Lérins, comme une promesse de paradis. Quand le bateau débarque son contingent de touristes sur la petite île, à un quart d’heure de Cannes, dans les Alpes-Maritimes, les cigales, l’azur de la Méditerranée souligné par le soleil d’été qu’encadre la palette des verts des pins, des eucalyptus et des vignes, emplit le cœur de joie et de sérénité. Avec la promesse de goûter des vins superbes.
Au contraire des milliers de visiteurs qui assaillent son encombrante et non moins séduisante voisine, l’île de Sainte-Marguerite, Saint-Honorat – du nom du patricien gallo-romain, qui, au début du Ve siècle, s’est fixé sur l’île de Lerina – n’accueille que quelques centaines de bienheureux. A condition de rester corrects, « par respect pour les moines qui vivent sur l’île depuis seize siècles, merci de respecter le silence et une tenue décente (tee-shirt et short obligatoires) », ils pourront découvrir les criques de l’île, visiter aussi la partie ouverte de l’abbaye.
« La règle de saint Benoît dit que “le vin ne convient pas au moine”, mais il n’est pas facile de l’en persuader »
Certains portails s’ornent de panonceaux décorés d’une silhouette de moine encapuchonné interdisant l’entrée aux touristes. Qui se consolent en déjeunant aux Tonnelles, le restaurant de l’île, avec les vins îliens. D’autres flacons y sont proposés, car l’abbaye ne vinifie qu’en rouge et en blanc et, au cœur de la saison estivale, nombreux sont les clients tentés par un rosé provençal.
Les vignes, plantées sur huit hectares – cinq en rouge et trois en blanc –, n’occupent qu’une partie des 37 hectares de l’île, propriété de l’abbaye, soit 1 500 m de long sur 400 au plus large.
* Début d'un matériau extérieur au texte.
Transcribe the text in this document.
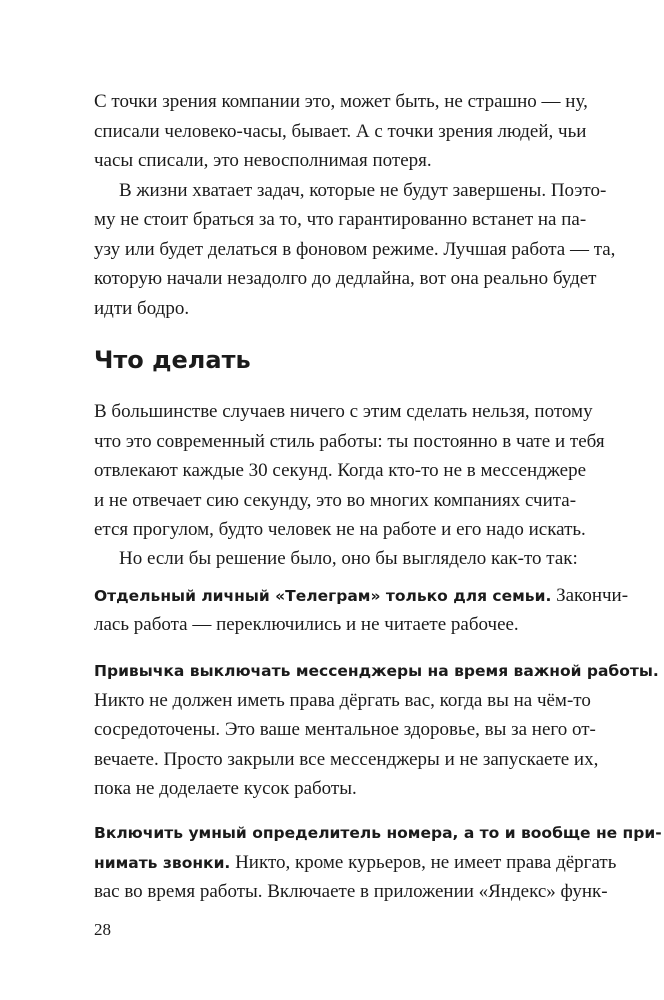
С точки зрения компании это, может быть, не страшно — ну,
списали человеко-часы, бывает. А с точки зрения людей, чьи
часы списали, это невосполнимая потеря.
В жизни хватает задач, которые не будут завершены. Поэто-
му не стоит браться за то, что гарантированно встанет на па-
узу или будет делаться в фоновом режиме. Лучшая работа — та,
которую начали незадолго до дедлайна, вот она реально будет
идти бодро.
Что делать
В большинстве случаев ничего с этим сделать нельзя, потому
что это современный стиль работы: ты постоянно в чате и тебя
отвлекают каждые 30 секунд. Когда кто-то не в мессенджере
и не отвечает сию секунду, это во многих компаниях счита-
ется прогулом, будто человек не на работе и его надо искать.
Но если бы решение было, оно бы выглядело как-то так:
Отдельный личный «Телеграм» только для семьи. Закончи-
лась работа — переключились и не читаете рабочее.
Привычка выключать мессенджеры на время важной работы.
Никто не должен иметь права дёргать вас, когда вы на чём-то
сосредоточены. Это ваше ментальное здоровье, вы за него от-
вечаете. Просто закрыли все мессенджеры и не запускаете их,
пока не доделаете кусок работы.
Включить умный определитель номера, а то и вообще не при-
нимать звонки. Никто, кроме курьеров, не имеет права дёргать
вас во время работы. Включаете в приложении «Яндекс» функ-
28
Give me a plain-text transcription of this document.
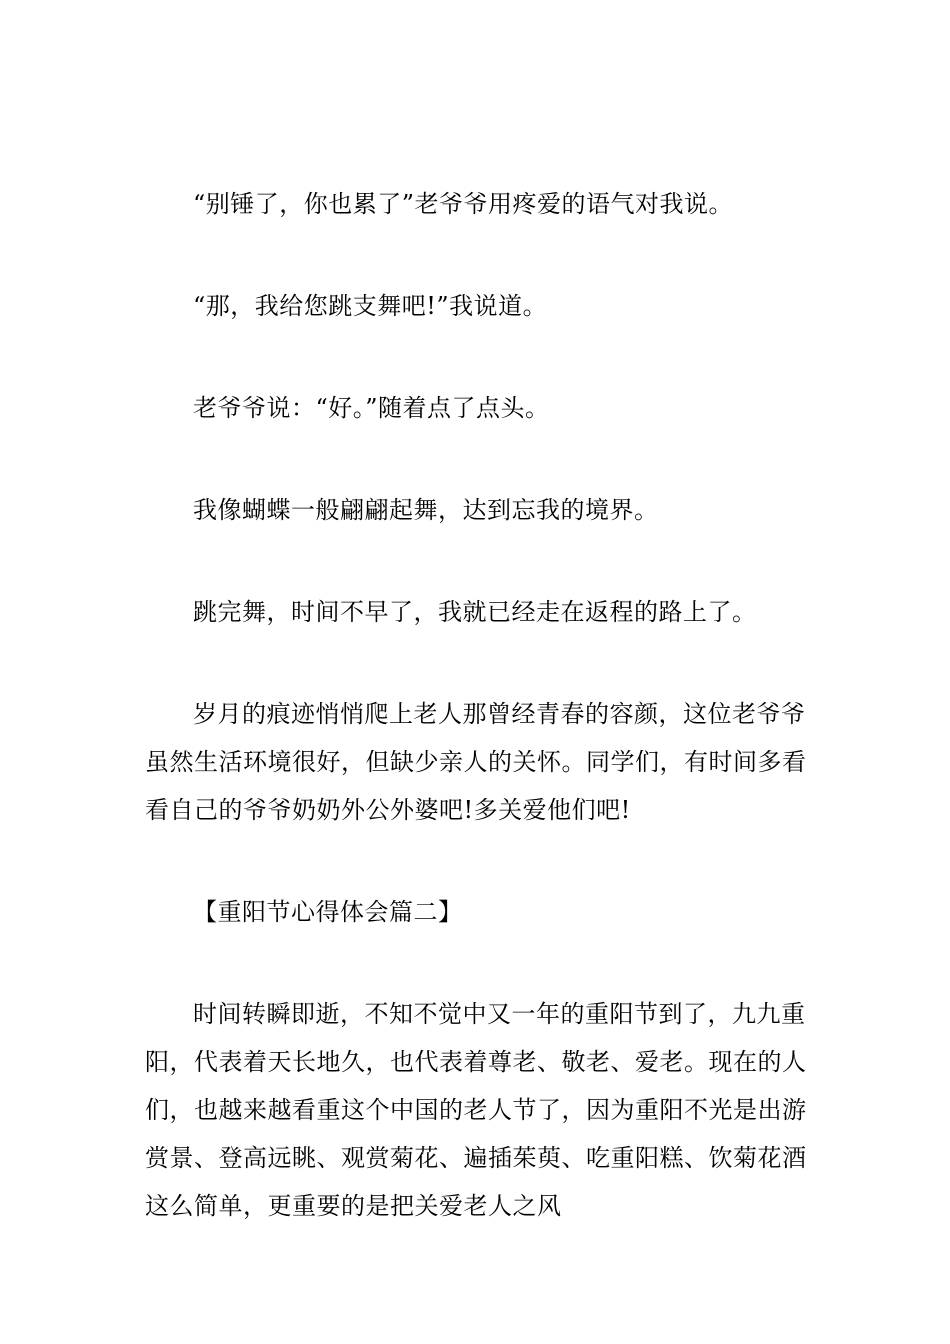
“别锤了，你也累了”老爷爷用疼爱的语气对我说。

“那，我给您跳支舞吧!”我说道。

老爷爷说：“好。”随着点了点头。

我像蝴蝶一般翩翩起舞，达到忘我的境界。

跳完舞，时间不早了，我就已经走在返程的路上了。

岁月的痕迹悄悄爬上老人那曾经青春的容颜，这位老爷爷虽然生活环境很好，但缺少亲人的关怀。同学们，有时间多看看自己的爷爷奶奶外公外婆吧!多关爱他们吧!

【重阳节心得体会篇二】

时间转瞬即逝，不知不觉中又一年的重阳节到了，九九重阳，代表着天长地久，也代表着尊老、敬老、爱老。现在的人们，也越来越看重这个中国的老人节了，因为重阳不光是出游赏景、登高远眺、观赏菊花、遍插茱萸、吃重阳糕、饮菊花酒这么简单，更重要的是把关爱老人之风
Un joyau posé sur les eaux claires de la Méditerranée, dont l’histoire est tourmentée. L’abbaye a régné, pour les bénédictins, sur l’est de la Provence, quand celle de Saint-Victor de Marseille veillait sur l’ouest. Depuis l’installation de saint Honorat, avec la bénédiction de l’évêque de Fréjus, les troubles n’ont cessé : invasion des Sarrasins, des Génois, des Espagnols, Révolution française et, plus récemment, lors de la seconde guerre mondiale, débarquement des Italiens puis des Allemands. Sur l’île, tours et blockhaus le rappellent.
L’office dans les vignes
Si la vigne a quasiment toujours été présente, comme en témoignent des plans du XVIe siècle, la production viticole a connu heurs et malheurs : la qualité n’était pas au rendez-vous. « Dans la règle de saint Benoît, édictée au VIe siècle, il est dit que “le vin ne convient pas au moine”, mais il n’était pas toujours facile de l’en persuader. Alors, nous en buvons avec modération aux repas, deux verres maximum, et, bien sûr, lors des offices. En arrivant à l’abbaye, j’ai arrêté de boire du vin tellement il était mauvais. Voici vingt ans, nous avons décidé de faire un vin qui puisse se vendre », explique le père abbé Vladimir. Au début des années 1990, les moines se sont attelés à produire un vin d’excellence, et la récolte 2017 sera la première certifiée en bio.